Other questions (all set with a 400 to 600 word limit) include:

  • Why do you want an MBA (or why our job)? (Stanford)
  • What matters most to you and why? (Stanford)
  • What do you want to do – REALLY – and why us? (Stanford)
  • What makes you stand out among other candidates?
  • How would you introduce yourself to your classmates?
  • What can you contribute?
  • What are your expectations?
  • What are your greatest strengths?
  • Tell us about three of your accomplishments and why do you view them as such? (Harvard). 
  • Tell us about a time in the last three years when you built or developed a team whose performance exceeded expectations? (Stanford)
  • Tell us about a time in the last three years when you identified and pursued an opportunity to improve an organization? (Stanford)
  • Tell us about a time in the last years when you went beyond what was defined or established. (Stanford)
  • Select a course, opportunity or cause that you are interested in. Tell us why you chose this activity and how it connects to your interests. (Wharton)
  • Imagine your work obligations for the afternoon were cancelled and you found yourself “work free” for three hours, what would you do? (Wharton)
  • Reflect on a time when you turned down an opportunity.  What was the thought process behind your decision? Would you make the same decision today? (Wharton)
  • Tell us three setbacks you have faced? (Harvard)
  • Tell us about a time in your professional experience when you were frustrated or disappointed? (Harvard)
  • Describe a failure that you have experienced. What role did you play, and what did you learn about yourself? How did this experience help to create your definition of failure? (Wharton)
  • Discuss a time when you navigated a challenging experience in either a personal or professional relationship? (Wharton)
  • Where do you want to be in ten years’ time?
  • How would your colleagues describe you? (ask them)
  • What are your hobbies? (your interests tell people a lot about you)

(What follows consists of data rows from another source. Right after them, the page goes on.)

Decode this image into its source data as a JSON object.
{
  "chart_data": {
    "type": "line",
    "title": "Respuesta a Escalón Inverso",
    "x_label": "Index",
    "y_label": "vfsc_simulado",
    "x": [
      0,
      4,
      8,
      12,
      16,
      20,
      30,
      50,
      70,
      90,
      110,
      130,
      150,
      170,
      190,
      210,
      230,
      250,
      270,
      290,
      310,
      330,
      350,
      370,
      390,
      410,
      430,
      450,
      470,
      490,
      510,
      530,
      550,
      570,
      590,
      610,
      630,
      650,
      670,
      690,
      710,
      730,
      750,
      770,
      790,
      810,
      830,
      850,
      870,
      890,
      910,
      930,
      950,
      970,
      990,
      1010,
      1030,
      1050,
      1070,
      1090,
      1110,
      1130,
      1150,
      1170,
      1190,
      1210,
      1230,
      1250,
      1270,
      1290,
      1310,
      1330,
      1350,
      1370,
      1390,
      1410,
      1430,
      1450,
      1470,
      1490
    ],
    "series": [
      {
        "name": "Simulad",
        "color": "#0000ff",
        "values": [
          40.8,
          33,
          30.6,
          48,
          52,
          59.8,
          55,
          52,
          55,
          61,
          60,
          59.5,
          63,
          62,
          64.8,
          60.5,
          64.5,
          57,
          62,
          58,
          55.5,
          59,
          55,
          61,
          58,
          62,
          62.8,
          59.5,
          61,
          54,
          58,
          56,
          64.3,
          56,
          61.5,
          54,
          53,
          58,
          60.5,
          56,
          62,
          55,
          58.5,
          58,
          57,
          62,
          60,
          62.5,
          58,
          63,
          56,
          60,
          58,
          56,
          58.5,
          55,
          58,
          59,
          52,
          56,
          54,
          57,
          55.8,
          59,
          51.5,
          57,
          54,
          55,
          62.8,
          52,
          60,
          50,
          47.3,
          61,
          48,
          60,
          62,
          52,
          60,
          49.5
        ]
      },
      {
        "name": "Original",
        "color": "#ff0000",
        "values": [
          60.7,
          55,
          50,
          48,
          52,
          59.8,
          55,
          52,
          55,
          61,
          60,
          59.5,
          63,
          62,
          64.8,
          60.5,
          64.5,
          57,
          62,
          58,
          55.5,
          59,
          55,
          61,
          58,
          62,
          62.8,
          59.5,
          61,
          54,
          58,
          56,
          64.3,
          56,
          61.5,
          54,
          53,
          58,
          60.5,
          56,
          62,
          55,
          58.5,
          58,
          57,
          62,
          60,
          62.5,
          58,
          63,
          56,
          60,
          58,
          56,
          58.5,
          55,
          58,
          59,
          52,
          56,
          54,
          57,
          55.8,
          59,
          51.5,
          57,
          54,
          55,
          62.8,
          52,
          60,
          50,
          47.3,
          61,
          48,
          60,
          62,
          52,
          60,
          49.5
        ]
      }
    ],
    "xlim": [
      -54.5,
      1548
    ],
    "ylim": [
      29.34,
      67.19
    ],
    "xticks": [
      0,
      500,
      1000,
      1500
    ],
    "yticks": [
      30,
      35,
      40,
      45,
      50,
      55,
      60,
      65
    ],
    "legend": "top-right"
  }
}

Answering these questions and those similar gives us a vivid and genuine image of who you are – and they convey how you have become the person you are. They do not focus merely on what you have done or accomplished. Instead they share the values, experiences and lessons that have shaped your perspectives on life. They are written from the heart and address not only a person, situation or event but also how it has influenced your life. They help you identify your Persona and the story it tells.

Whether you write the answers, reflect on them or just talk about them; they will help to broaden your thinking to present yourself well, create your profile/ resume differently, identify your keywords that make up your personal brand or simply prepare for an interview.


I also want to reflect on that word count for the Harvard Project. Only 200 words in one paragraph are allowed. I am reminded of the famous quote ‘I would have written a shorter letter, but I did not have time’ (Blaith Pascal not Winston Churchill). It is a real skill to write so succinctly. In a world where attention spans are constantly reducing because the world is drowning in information your ability to write clearly and concisely, is a premium transferable skill. It takes longer to work out what to omit but it is worth it.


This question should teach us to never underestimate the power of great questions – it is better to  start with what questions do you need to answer, not the answers. In my consultancy role I often find myself asking ‘can you just tell me the question that what you just said, was the answer to?’  Answers can be full of assumptions. Often, we focus too much on the solution or answer before we have exhausted looking at the problem and the questions it poses.

Finally, imagine you are asked the simple yet a bit boring question ‘Take me through your resume?’ What is the story you want to tell about you, your life, your accomplishments and what you bring to the table? The Hikmaty TASKED Framework (Talents, Attitude, Skills, Knowhow, Experience and Deliverables) can help with this. However this really just takes us full circle to:

What have you done with your one wild and precious life so far?

So much more interesting and hard to come up with a uninspiring answer.